The part I'm not clear about is whether you can send non-HTTP events to App Engine or not? It seems like it might be useful.

Authentication, realtime db, cloud messaging etc., which I guess are also not part of App engine offerings ?

After spending weeks getting to grip with AWS lambda I think I will try build something with firebase to see how it compares.

What version of Node.js is currently running in Cloud Functions for Firebase? I assume it's LTS?


Very cool - congrats on the launch!

Is there any ability to set reoccurring functions or anything like a cron job?

Not a built-in way per-se, but you do have a handful of options. You can use a third party scheduling service like https://cron-job.org/. You could also use something like https://cloud.google.com/solutions/reliable-task-scheduling-... which uses Google App Engine and Cloud Pub/Sub. We actually have a sample that shows just this (HTTPS function using an external cron job service): https://github.com/firebase/functions-samples/tree/master/de...

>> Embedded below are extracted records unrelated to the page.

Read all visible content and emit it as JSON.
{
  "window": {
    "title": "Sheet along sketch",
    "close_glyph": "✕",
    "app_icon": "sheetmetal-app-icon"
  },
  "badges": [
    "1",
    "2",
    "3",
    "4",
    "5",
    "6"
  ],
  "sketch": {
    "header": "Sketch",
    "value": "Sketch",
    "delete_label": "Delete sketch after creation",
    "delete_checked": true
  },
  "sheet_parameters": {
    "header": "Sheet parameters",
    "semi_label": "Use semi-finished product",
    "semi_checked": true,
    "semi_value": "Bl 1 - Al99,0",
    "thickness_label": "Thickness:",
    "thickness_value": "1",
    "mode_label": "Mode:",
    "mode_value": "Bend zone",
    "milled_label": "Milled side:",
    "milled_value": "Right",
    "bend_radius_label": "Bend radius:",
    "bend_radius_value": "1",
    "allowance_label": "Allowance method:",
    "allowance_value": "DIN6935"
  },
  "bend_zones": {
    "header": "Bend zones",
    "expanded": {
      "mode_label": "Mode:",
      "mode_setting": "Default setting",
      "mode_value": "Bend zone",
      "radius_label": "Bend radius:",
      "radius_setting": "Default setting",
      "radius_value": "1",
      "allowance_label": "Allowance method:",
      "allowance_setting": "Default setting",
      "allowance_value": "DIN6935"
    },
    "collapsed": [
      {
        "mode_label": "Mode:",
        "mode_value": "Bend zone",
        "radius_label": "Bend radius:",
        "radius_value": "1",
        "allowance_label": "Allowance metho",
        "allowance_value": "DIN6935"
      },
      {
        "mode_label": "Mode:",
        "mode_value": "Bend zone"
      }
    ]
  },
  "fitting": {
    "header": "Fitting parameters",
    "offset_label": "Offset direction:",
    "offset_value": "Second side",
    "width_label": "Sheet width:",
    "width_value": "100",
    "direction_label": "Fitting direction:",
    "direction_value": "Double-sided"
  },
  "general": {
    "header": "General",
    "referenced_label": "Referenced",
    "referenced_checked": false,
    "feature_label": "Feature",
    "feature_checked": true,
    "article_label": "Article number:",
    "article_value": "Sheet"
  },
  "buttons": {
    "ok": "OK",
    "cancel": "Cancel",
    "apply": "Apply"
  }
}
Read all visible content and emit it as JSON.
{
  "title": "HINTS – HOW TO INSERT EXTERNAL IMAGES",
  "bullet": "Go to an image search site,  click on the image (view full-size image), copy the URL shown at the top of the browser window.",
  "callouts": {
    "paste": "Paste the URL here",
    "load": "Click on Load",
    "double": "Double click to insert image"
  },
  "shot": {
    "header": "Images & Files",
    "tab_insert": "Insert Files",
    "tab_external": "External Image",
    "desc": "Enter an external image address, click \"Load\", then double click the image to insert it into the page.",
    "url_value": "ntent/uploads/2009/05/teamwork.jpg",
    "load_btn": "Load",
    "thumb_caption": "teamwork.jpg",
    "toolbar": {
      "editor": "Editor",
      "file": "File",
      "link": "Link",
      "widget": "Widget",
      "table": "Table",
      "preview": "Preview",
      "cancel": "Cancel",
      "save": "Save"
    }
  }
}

cool - thanks for the tip!

Wow! Great to see GCloud going the serverless way.

CloudFunctions vs Lambda would not be quite a clash now!

Is it possible to setup a Stripe server side .js code on this?

is the cloud notifications something I could use for push Notifications in Android and iOS app?

Look, I'm going to be honest - this is exciting, and Firebase is one of the best. But Google pushing this feature spells even more vendor-lock-in doom.

My disclosure is obvious, I'm an Open Source competitor, switch to us ( https://github.com/amark/gun ) and get "cloud functions" for free which can deploy to any services ( Docker enabled, Heroku 1 click install, run on GCS, AWS, etc.).

And don't worry, we just load tested the system doing a sustained almost 2K throughput messages/second across a distributed system on low end hardware. We plan on getting this up to 10K inserts/second on a free Heroku box.


Cloud Functions for Firebase is not a dupe of Cloud Functions. It is an extended offering with additional features. It's also prob of more interest to HN users.